After taking teacher training at Christchurch, Wallace taught at Linwood North, Kendall and Shirley Intermediate schools. In 1971 he married Margaret Northcate and moved to Whangarei. Whilst in Whangarei, Wallace set up the first work experience class at Northland as well as teaching at the Northland school of Nursing. His years in Whangarei also launched him into a lifetime of active service in Round Table and freemasonary. He also served as the President of the Ruakaka Surf Club.
After a six month bout with hepatitis, Wallace became a senior teacher and principal at a succession of North Island schools. He then traveled to Britain in 1985 on a teacher exchange program. Upon his return, Wallace was made an honorary kaumatua of the Wairoa Marae. Throughout these years he continued to increase his involvement with the freemasons eventually holding many positions of importance including area chairman (Kaimai) and member of the National Executive. He also held leadership roles in lifesaving, including vice-president of the Bay of Plenty society. He was awarded the Royal Lifesaving Society's Commonwealth Medal of Recognition.

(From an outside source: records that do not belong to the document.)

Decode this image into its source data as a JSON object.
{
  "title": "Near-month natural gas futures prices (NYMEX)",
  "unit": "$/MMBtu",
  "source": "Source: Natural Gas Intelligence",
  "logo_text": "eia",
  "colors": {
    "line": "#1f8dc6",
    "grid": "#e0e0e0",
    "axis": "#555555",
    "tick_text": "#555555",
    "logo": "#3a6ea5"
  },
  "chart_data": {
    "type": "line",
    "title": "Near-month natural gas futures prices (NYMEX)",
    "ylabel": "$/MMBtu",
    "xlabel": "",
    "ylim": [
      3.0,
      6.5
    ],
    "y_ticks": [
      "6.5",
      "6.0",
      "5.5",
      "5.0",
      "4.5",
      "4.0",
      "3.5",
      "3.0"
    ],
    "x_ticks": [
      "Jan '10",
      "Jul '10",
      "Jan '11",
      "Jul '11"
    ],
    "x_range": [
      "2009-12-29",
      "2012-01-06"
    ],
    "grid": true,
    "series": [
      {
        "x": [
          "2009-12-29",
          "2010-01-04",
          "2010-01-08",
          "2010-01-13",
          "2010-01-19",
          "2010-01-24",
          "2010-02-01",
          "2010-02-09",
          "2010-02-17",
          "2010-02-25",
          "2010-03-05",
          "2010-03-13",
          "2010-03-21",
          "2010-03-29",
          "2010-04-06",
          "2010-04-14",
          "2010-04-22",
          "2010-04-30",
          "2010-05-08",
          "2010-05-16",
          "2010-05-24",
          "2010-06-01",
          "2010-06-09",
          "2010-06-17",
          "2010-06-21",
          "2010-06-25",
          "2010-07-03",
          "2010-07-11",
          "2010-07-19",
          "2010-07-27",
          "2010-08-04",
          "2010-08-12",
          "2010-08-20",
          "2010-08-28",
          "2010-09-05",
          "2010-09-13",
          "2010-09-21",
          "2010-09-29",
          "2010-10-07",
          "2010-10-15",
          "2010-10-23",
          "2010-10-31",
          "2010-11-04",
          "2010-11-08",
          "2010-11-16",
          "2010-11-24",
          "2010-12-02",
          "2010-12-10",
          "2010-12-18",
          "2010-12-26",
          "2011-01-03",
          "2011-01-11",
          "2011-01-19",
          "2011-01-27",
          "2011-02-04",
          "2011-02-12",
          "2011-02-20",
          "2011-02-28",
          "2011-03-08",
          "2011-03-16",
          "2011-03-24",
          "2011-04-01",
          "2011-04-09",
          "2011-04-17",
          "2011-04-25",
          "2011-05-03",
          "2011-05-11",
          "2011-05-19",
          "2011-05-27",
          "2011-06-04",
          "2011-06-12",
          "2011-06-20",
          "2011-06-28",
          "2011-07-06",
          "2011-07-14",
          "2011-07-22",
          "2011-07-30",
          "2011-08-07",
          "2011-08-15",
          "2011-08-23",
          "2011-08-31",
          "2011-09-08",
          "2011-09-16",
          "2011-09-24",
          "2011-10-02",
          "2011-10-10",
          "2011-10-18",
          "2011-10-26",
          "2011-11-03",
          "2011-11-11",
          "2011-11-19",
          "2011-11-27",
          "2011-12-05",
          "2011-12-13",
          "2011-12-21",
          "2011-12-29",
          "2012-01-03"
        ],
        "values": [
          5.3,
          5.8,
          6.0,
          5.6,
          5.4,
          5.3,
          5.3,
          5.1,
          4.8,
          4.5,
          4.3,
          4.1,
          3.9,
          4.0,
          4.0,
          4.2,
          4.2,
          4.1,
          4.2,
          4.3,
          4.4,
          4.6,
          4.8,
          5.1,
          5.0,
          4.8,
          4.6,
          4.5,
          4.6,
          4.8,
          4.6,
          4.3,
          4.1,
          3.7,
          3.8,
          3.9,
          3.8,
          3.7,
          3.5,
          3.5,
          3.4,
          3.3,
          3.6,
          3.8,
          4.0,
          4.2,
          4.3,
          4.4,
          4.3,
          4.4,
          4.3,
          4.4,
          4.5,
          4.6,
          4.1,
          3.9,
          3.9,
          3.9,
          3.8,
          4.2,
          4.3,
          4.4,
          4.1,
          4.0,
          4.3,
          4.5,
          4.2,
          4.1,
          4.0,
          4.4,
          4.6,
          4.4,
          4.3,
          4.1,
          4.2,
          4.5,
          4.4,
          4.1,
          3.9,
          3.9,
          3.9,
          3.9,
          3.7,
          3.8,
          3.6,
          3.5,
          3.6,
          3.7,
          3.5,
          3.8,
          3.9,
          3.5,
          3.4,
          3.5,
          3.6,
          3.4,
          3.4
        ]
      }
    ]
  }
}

In 1986, Wallace joined the Lions Club and became a marriage celebrant. He officiated at many marriages and never collected a fee, preferring to pass all donations on to children's charities and the Foundation for the Blind. A favorite aspect of these marriage celebrations were theme weddings in which the participants would dress in costumes such as medieval garb. During this time, Wallace and Margaret had two children before their own marriage dissolved.
Returning to Christchurch, Wallace continued his interests in history, stamps, home brewing, politics, sports and his Scottish ancestry. He became a training officer for the Celebrants Guild of New Zealand, a Justice of the Peace, a prison visitor and a frequent contributor of letters to the press. He was a Presbyterian church member and a part of a theology study group.
Friends remembered Wallace as a person who would push hard for a new idea if it would be to the benefit of those less fortunate than himself. "He was always helping somebody and never once would he accept payment." He was remembered as being a person of strong character and would never hesitate to tell it like it was. He was becoming more appalled at the idea of modern political correctness. Keen on Scotch whiskey, Wallace Thomson had instructed a bagpiper friend to play Scotch on the Rocks at his funeral. Wallace died on May 31, 2005 in Christchurch, New Zealand.